One important edge case occurs when a movie is streamed multiple times during June 2020. Without using DISTINCT, the same title could appear several times in the output. The implementation handles this correctly by selecting DISTINCT c.title.

Another edge case involves timestamps that include hours and minutes. A naive solution using only string matching or incorrect date comparisons might accidentally exclude entries on June 30th late at night.

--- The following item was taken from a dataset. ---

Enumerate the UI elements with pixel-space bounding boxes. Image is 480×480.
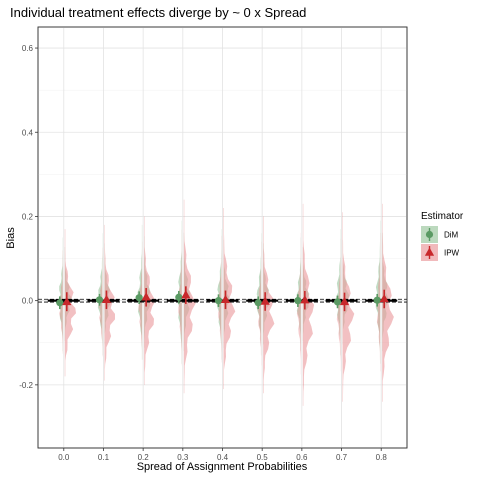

Using the range:

program_date >= '2020-06-01'
AND program_date < '2020-07-01'

correctly includes every timestamp during June.

A third edge case happens when content is kid-friendly but not categorized as a movie. For example, a children's TV series should not appear in the result. The implementation explicitly checks content_type = 'Movies', ensuring that only movies are returned.